Discussion : Patient experience following iliac crest-derived alveolar bone grafting and implant placement [1]

author: Cecilie G Gjerde, Siddharth Shanbhag, Evelyn Neppelberg, Kamal Mustafa, Harald Gjengedal | publisher: drg. Andreas Tjandra, Sp. Perio, FISID

An important finding in this study is that a majority of patients were very satisfied after iliac crest-derived alveolar bone grafting and implant therapy. Although 90% of the patients in our study had successful bone grafting, only 70.1% reported implant survival together with prosthetic rehabilitation after 1 year. These figures are lower than those reported in previous studies [2, 3, 9]. A review by Chiapasco et al. showed that the mean graft failure in 16 studies was 1.6% and partial loss of graft of 3.3% [45]. The same review showed that the overall survival rate of dental implants in transplanted bone was 87%. However, it must be kept in mind that the patients in our study were orally compromised and very challenging to reconstruct. Moreover, the patients in our study did not report on the number of implants lost, and we do not have reliable records of the exact number of implants each patient had got installed. This could indicate differences in survival on implant or patient levels—a variable of clinical importance as the number of lost implants may be higher.

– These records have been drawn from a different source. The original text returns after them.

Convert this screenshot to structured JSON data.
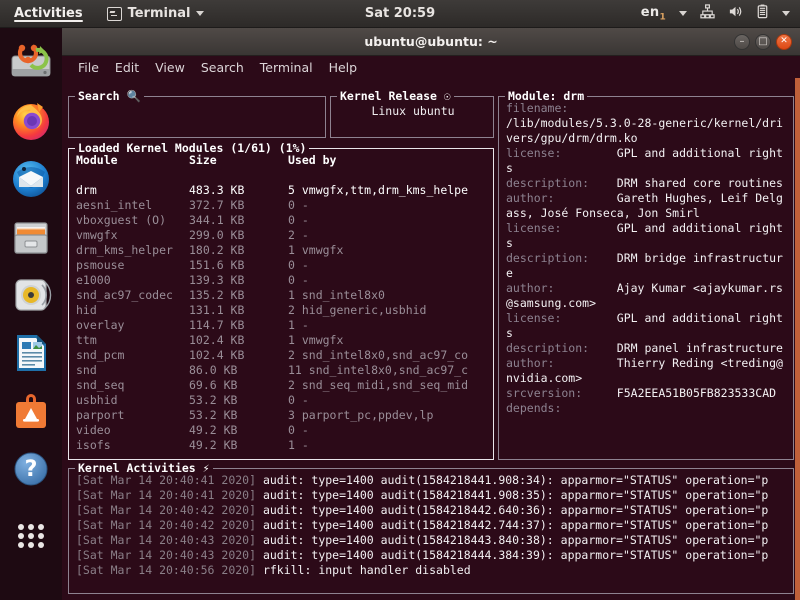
{
  "topbar": {
    "activities": "Activities",
    "app_menu": "Terminal",
    "app_icon": "terminal-icon",
    "clock": "Sat 20:59",
    "language": "en",
    "language_sub": "1",
    "tray_icons": [
      "network-icon",
      "volume-icon",
      "battery-icon",
      "chevron-down-icon"
    ]
  },
  "dock": {
    "items": [
      {
        "name": "install-ubuntu-icon",
        "label": "Install Ubuntu"
      },
      {
        "name": "firefox-icon",
        "label": "Firefox"
      },
      {
        "name": "thunderbird-icon",
        "label": "Thunderbird Mail"
      },
      {
        "name": "files-icon",
        "label": "Files"
      },
      {
        "name": "rhythmbox-icon",
        "label": "Rhythmbox"
      },
      {
        "name": "libreoffice-writer-icon",
        "label": "LibreOffice Writer"
      },
      {
        "name": "ubuntu-software-icon",
        "label": "Ubuntu Software"
      },
      {
        "name": "help-icon",
        "label": "Help"
      },
      {
        "name": "show-applications-icon",
        "label": "Show Applications"
      }
    ]
  },
  "window": {
    "title": "ubuntu@ubuntu: ~",
    "minimize": "–",
    "maximize": "□",
    "close": "✕",
    "menu": [
      "File",
      "Edit",
      "View",
      "Search",
      "Terminal",
      "Help"
    ]
  },
  "tui": {
    "search": {
      "legend": "Search 🔍",
      "value": "",
      "placeholder": ""
    },
    "kernel_release": {
      "legend": "Kernel Release ☉",
      "value": "Linux ubuntu"
    },
    "modules": {
      "legend": "Loaded Kernel Modules (1/61) (1%)",
      "columns": [
        "Module",
        "Size",
        "Used by"
      ],
      "rows": [
        {
          "module": "drm",
          "size": "483.3 KB",
          "used_by": "5 vmwgfx,ttm,drm_kms_helpe",
          "selected": true
        },
        {
          "module": "aesni_intel",
          "size": "372.7 KB",
          "used_by": "0 -",
          "selected": false
        },
        {
          "module": "vboxguest (O)",
          "size": "344.1 KB",
          "used_by": "0 -",
          "selected": false
        },
        {
          "module": "vmwgfx",
          "size": "299.0 KB",
          "used_by": "2 -",
          "selected": false
        },
        {
          "module": "drm_kms_helper",
          "size": "180.2 KB",
          "used_by": "1 vmwgfx",
          "selected": false
        },
        {
          "module": "psmouse",
          "size": "151.6 KB",
          "used_by": "0 -",
          "selected": false
        },
        {
          "module": "e1000",
          "size": "139.3 KB",
          "used_by": "0 -",
          "selected": false
        },
        {
          "module": "snd_ac97_codec",
          "size": "135.2 KB",
          "used_by": "1 snd_intel8x0",
          "selected": false
        },
        {
          "module": "hid",
          "size": "131.1 KB",
          "used_by": "2 hid_generic,usbhid",
          "selected": false
        },
        {
          "module": "overlay",
          "size": "114.7 KB",
          "used_by": "1 -",
          "selected": false
        },
        {
          "module": "ttm",
          "size": "102.4 KB",
          "used_by": "1 vmwgfx",
          "selected": false
        },
        {
          "module": "snd_pcm",
          "size": "102.4 KB",
          "used_by": "2 snd_intel8x0,snd_ac97_co",
          "selected": false
        },
        {
          "module": "snd",
          "size": "86.0 KB",
          "used_by": "11 snd_intel8x0,snd_ac97_c",
          "selected": false
        },
        {
          "module": "snd_seq",
          "size": "69.6 KB",
          "used_by": "2 snd_seq_midi,snd_seq_mid",
          "selected": false
        },
        {
          "module": "usbhid",
          "size": "53.2 KB",
          "used_by": "0 -",
          "selected": false
        },
        {
          "module": "parport",
          "size": "53.2 KB",
          "used_by": "3 parport_pc,ppdev,lp",
          "selected": false
        },
        {
          "module": "video",
          "size": "49.2 KB",
          "used_by": "0 -",
          "selected": false
        },
        {
          "module": "isofs",
          "size": "49.2 KB",
          "used_by": "1 -",
          "selected": false
        }
      ]
    },
    "module_detail": {
      "legend": "Module: drm",
      "fields": [
        {
          "key": "filename:",
          "value": "/lib/modules/5.3.0-28-generic/kernel/drivers/gpu/drm/drm.ko",
          "inline": false
        },
        {
          "key": "license:",
          "value": "GPL and additional rights",
          "inline": true
        },
        {
          "key": "description:",
          "value": "DRM shared core routines",
          "inline": true
        },
        {
          "key": "author:",
          "value": "Gareth Hughes, Leif Delgass, José Fonseca, Jon Smirl",
          "inline": true
        },
        {
          "key": "license:",
          "value": "GPL and additional rights",
          "inline": true
        },
        {
          "key": "description:",
          "value": "DRM bridge infrastructure",
          "inline": true
        },
        {
          "key": "author:",
          "value": "Ajay Kumar <ajaykumar.rs@samsung.com>",
          "inline": true
        },
        {
          "key": "license:",
          "value": "GPL and additional rights",
          "inline": true
        },
        {
          "key": "description:",
          "value": "DRM panel infrastructure",
          "inline": true
        },
        {
          "key": "author:",
          "value": "Thierry Reding <treding@nvidia.com>",
          "inline": true
        },
        {
          "key": "srcversion:",
          "value": "F5A2EEA51B05FB823533CAD",
          "inline": true
        },
        {
          "key": "depends:",
          "value": "",
          "inline": true
        }
      ]
    },
    "activities": {
      "legend": "Kernel Activities ⚡",
      "lines": [
        {
          "timestamp": "[Sat Mar 14 20:40:41 2020]",
          "message": "audit: type=1400 audit(1584218441.908:34): apparmor=\"STATUS\" operation=\"p"
        },
        {
          "timestamp": "[Sat Mar 14 20:40:41 2020]",
          "message": "audit: type=1400 audit(1584218441.908:35): apparmor=\"STATUS\" operation=\"p"
        },
        {
          "timestamp": "[Sat Mar 14 20:40:42 2020]",
          "message": "audit: type=1400 audit(1584218442.640:36): apparmor=\"STATUS\" operation=\"p"
        },
        {
          "timestamp": "[Sat Mar 14 20:40:42 2020]",
          "message": "audit: type=1400 audit(1584218442.744:37): apparmor=\"STATUS\" operation=\"p"
        },
        {
          "timestamp": "[Sat Mar 14 20:40:43 2020]",
          "message": "audit: type=1400 audit(1584218443.840:38): apparmor=\"STATUS\" operation=\"p"
        },
        {
          "timestamp": "[Sat Mar 14 20:40:43 2020]",
          "message": "audit: type=1400 audit(1584218444.384:39): apparmor=\"STATUS\" operation=\"p"
        },
        {
          "timestamp": "[Sat Mar 14 20:40:56 2020]",
          "message": "rfkill: input handler disabled"
        }
      ]
    }
  },
  "colors": {
    "terminal_bg": "#2c0a18",
    "accent_orange": "#dd4814",
    "topbar_bg": "#3e3b39",
    "dim_text": "#9a8e98",
    "bright_text": "#f3f1f3",
    "scrollbar": "#c0603a"
  }
}
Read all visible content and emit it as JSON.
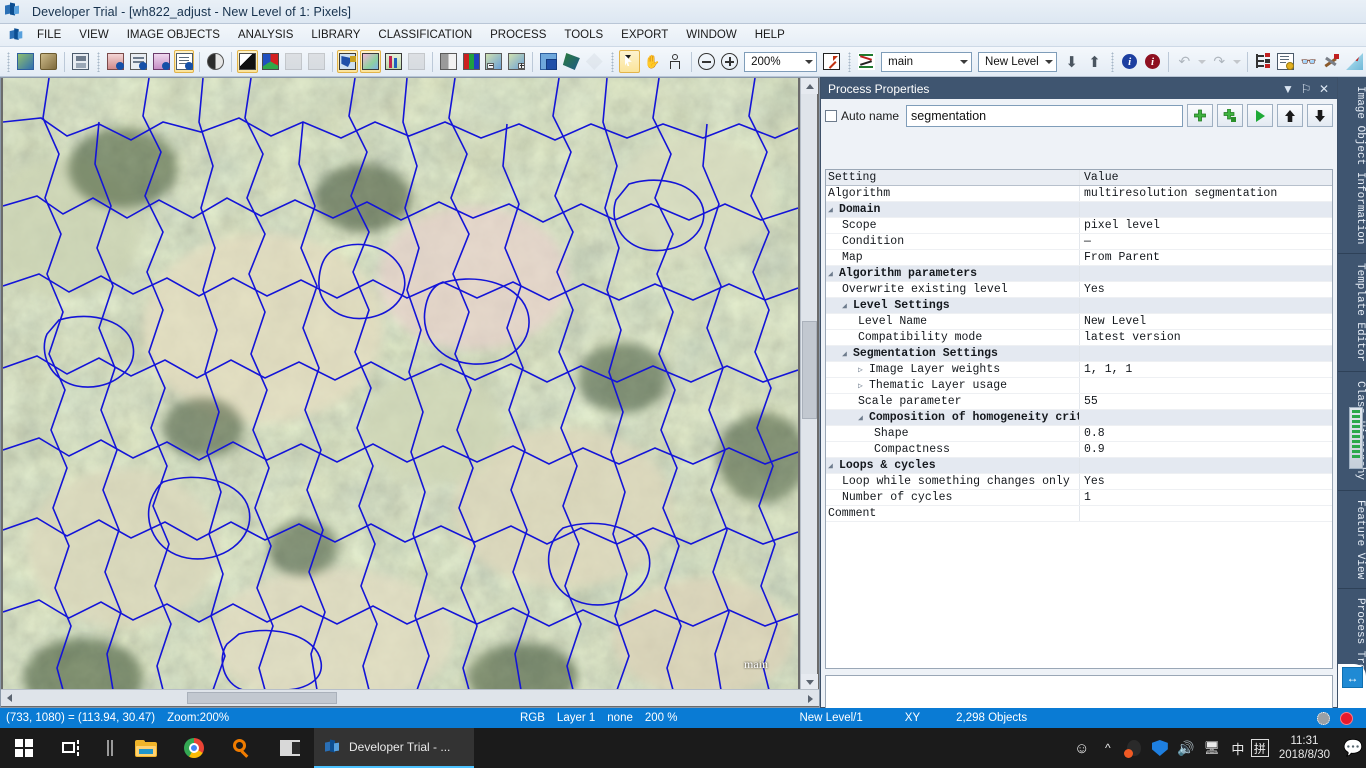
{
  "window": {
    "title": "Developer Trial - [wh822_adjust - New Level of 1: Pixels]",
    "app_icon": "app-logo-icon"
  },
  "menu": {
    "items": [
      {
        "label": "FILE"
      },
      {
        "label": "VIEW"
      },
      {
        "label": "IMAGE OBJECTS"
      },
      {
        "label": "ANALYSIS"
      },
      {
        "label": "LIBRARY"
      },
      {
        "label": "CLASSIFICATION"
      },
      {
        "label": "PROCESS"
      },
      {
        "label": "TOOLS"
      },
      {
        "label": "EXPORT"
      },
      {
        "label": "WINDOW"
      },
      {
        "label": "HELP"
      }
    ]
  },
  "toolbar": {
    "zoom_value": "200%",
    "map_value": "main",
    "level_value": "New Level",
    "buttons": [
      {
        "name": "open-project-icon"
      },
      {
        "name": "open-image-icon"
      },
      {
        "name": "save-project-icon"
      },
      {
        "name": "load-ruleset-1-icon"
      },
      {
        "name": "load-ruleset-2-icon"
      },
      {
        "name": "load-ruleset-3-icon"
      },
      {
        "name": "save-ruleset-icon"
      },
      {
        "name": "view-settings-icon"
      },
      {
        "name": "view-layer-gray-icon"
      },
      {
        "name": "view-layer-rgb-icon"
      },
      {
        "name": "view-classification-icon"
      },
      {
        "name": "view-samples-icon"
      },
      {
        "name": "pixel-view-icon"
      },
      {
        "name": "object-mean-view-icon"
      },
      {
        "name": "classification-view-icon"
      },
      {
        "name": "transparency-view-icon"
      },
      {
        "name": "show-outlines-white-icon"
      },
      {
        "name": "show-outlines-color-icon"
      },
      {
        "name": "layer-minus-icon"
      },
      {
        "name": "layer-plus-icon"
      },
      {
        "name": "copy-layer-icon"
      },
      {
        "name": "edit-layer-mixing-icon"
      },
      {
        "name": "compass-icon"
      },
      {
        "name": "select-arrow-icon"
      },
      {
        "name": "pan-hand-icon"
      },
      {
        "name": "select-object-icon"
      },
      {
        "name": "zoom-out-icon"
      },
      {
        "name": "zoom-in-icon"
      },
      {
        "name": "zoom-fit-icon"
      },
      {
        "name": "delete-level-icon"
      },
      {
        "name": "level-down-icon"
      },
      {
        "name": "level-up-icon"
      },
      {
        "name": "info-blue-icon"
      },
      {
        "name": "info-red-icon"
      },
      {
        "name": "undo-icon"
      },
      {
        "name": "redo-icon"
      },
      {
        "name": "process-tree-icon"
      },
      {
        "name": "edit-ruleset-icon"
      },
      {
        "name": "feature-view-icon"
      },
      {
        "name": "manage-tools-icon"
      },
      {
        "name": "measure-icon"
      }
    ]
  },
  "viewer": {
    "map_label": "main",
    "scroll_h": "horizontal-scrollbar",
    "scroll_v": "vertical-scrollbar"
  },
  "dock": {
    "title": "Process Properties",
    "collapse_glyph": "▼",
    "pin_glyph": "⚐",
    "close_glyph": "✕",
    "auto_name_label": "Auto name",
    "auto_name_checked": false,
    "process_name": "segmentation",
    "action_buttons": [
      {
        "name": "add-process-icon",
        "glyph": "✚"
      },
      {
        "name": "add-child-process-icon",
        "glyph": "✚"
      },
      {
        "name": "execute-process-icon",
        "glyph": "▶"
      },
      {
        "name": "move-up-icon",
        "glyph": "↑"
      },
      {
        "name": "move-down-icon",
        "glyph": "↓"
      }
    ],
    "grid": {
      "headers": [
        "Setting",
        "Value"
      ],
      "rows": [
        {
          "kind": "item",
          "indent": 0,
          "key": "Algorithm",
          "value": "multiresolution segmentation"
        },
        {
          "kind": "group",
          "indent": 0,
          "twisty": "open",
          "key": "Domain",
          "value": ""
        },
        {
          "kind": "item",
          "indent": 1,
          "key": "Scope",
          "value": "pixel level"
        },
        {
          "kind": "item",
          "indent": 1,
          "key": "Condition",
          "value": "—"
        },
        {
          "kind": "item",
          "indent": 1,
          "key": "Map",
          "value": "From Parent"
        },
        {
          "kind": "group",
          "indent": 0,
          "twisty": "open",
          "key": "Algorithm parameters",
          "value": ""
        },
        {
          "kind": "item",
          "indent": 1,
          "key": "Overwrite existing level",
          "value": "Yes"
        },
        {
          "kind": "group",
          "indent": 1,
          "twisty": "open",
          "key": "Level Settings",
          "value": ""
        },
        {
          "kind": "item",
          "indent": 2,
          "key": "Level Name",
          "value": "New Level"
        },
        {
          "kind": "item",
          "indent": 2,
          "key": "Compatibility mode",
          "value": "latest version"
        },
        {
          "kind": "group",
          "indent": 1,
          "twisty": "open",
          "key": "Segmentation Settings",
          "value": ""
        },
        {
          "kind": "item",
          "indent": 2,
          "twisty": "closed",
          "key": "Image Layer weights",
          "value": "1, 1, 1"
        },
        {
          "kind": "item",
          "indent": 2,
          "twisty": "closed",
          "key": "Thematic Layer usage",
          "value": ""
        },
        {
          "kind": "item",
          "indent": 2,
          "key": "Scale parameter",
          "value": "55"
        },
        {
          "kind": "group",
          "indent": 2,
          "twisty": "open",
          "key": "Composition of homogeneity criterion",
          "value": ""
        },
        {
          "kind": "item",
          "indent": 3,
          "key": "Shape",
          "value": "0.8"
        },
        {
          "kind": "item",
          "indent": 3,
          "key": "Compactness",
          "value": "0.9"
        },
        {
          "kind": "group",
          "indent": 0,
          "twisty": "open",
          "key": "Loops & cycles",
          "value": ""
        },
        {
          "kind": "item",
          "indent": 1,
          "key": "Loop while something changes only",
          "value": "Yes"
        },
        {
          "kind": "item",
          "indent": 1,
          "key": "Number of cycles",
          "value": "1"
        },
        {
          "kind": "item",
          "indent": 0,
          "key": "Comment",
          "value": ""
        }
      ]
    }
  },
  "side_tabs": [
    {
      "label": "Image Object Information"
    },
    {
      "label": "Template Editor"
    },
    {
      "label": "Class Hierarchy"
    },
    {
      "label": "Feature View"
    },
    {
      "label": "Process Tree"
    }
  ],
  "statusbar": {
    "coords": "(733, 1080) = (113.94, 30.47)",
    "zoom": "Zoom:200%",
    "mode": "RGB",
    "layer": "Layer 1",
    "none": "none",
    "percent": "200 %",
    "level": "New Level/1",
    "axes": "XY",
    "objects": "2,298 Objects"
  },
  "taskbar": {
    "start": "start-button",
    "items": [
      {
        "name": "task-view-icon"
      },
      {
        "name": "cortana-bars-icon"
      },
      {
        "name": "file-explorer-icon"
      },
      {
        "name": "chrome-icon"
      },
      {
        "name": "search-everything-icon"
      },
      {
        "name": "media-app-icon"
      }
    ],
    "active_task": "Developer Trial - ...",
    "tray": [
      {
        "name": "people-icon",
        "glyph": "⚉"
      },
      {
        "name": "show-hidden-icons-icon",
        "glyph": "∧"
      },
      {
        "name": "qq-icon",
        "glyph": "●"
      },
      {
        "name": "security-shield-icon",
        "glyph": "♥"
      },
      {
        "name": "volume-icon",
        "glyph": "ὐA"
      },
      {
        "name": "network-icon",
        "glyph": "⌸"
      },
      {
        "name": "ime-chinese-icon",
        "glyph": "中"
      },
      {
        "name": "ime-pinyin-icon",
        "glyph": "拼"
      }
    ],
    "time": "11:31",
    "date": "2018/8/30",
    "action_center": "notifications-icon"
  },
  "colors": {
    "accent": "#0a7bd4",
    "dock_header": "#3f5570",
    "segment_line": "#1111dd",
    "selected_tool": "#fbe49a"
  }
}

Another important finding is that patients reported to tolerate the augmentation procedure well; 85% of patients were satisfied with the hip operation (performed under general anesthesia), comparable to a previous report [46]. However, 40% of the patients reported pain for 18 ± 16 days after augmentation, which is in accordance with other studies [37, 46] and which should be considered during the treatment planning of patients scheduled to received iliac crest-derived bone grafts [33]. Two patients reported infection at the donor site. All operations were performed by a strict sterile regime and protocol at the university hospital.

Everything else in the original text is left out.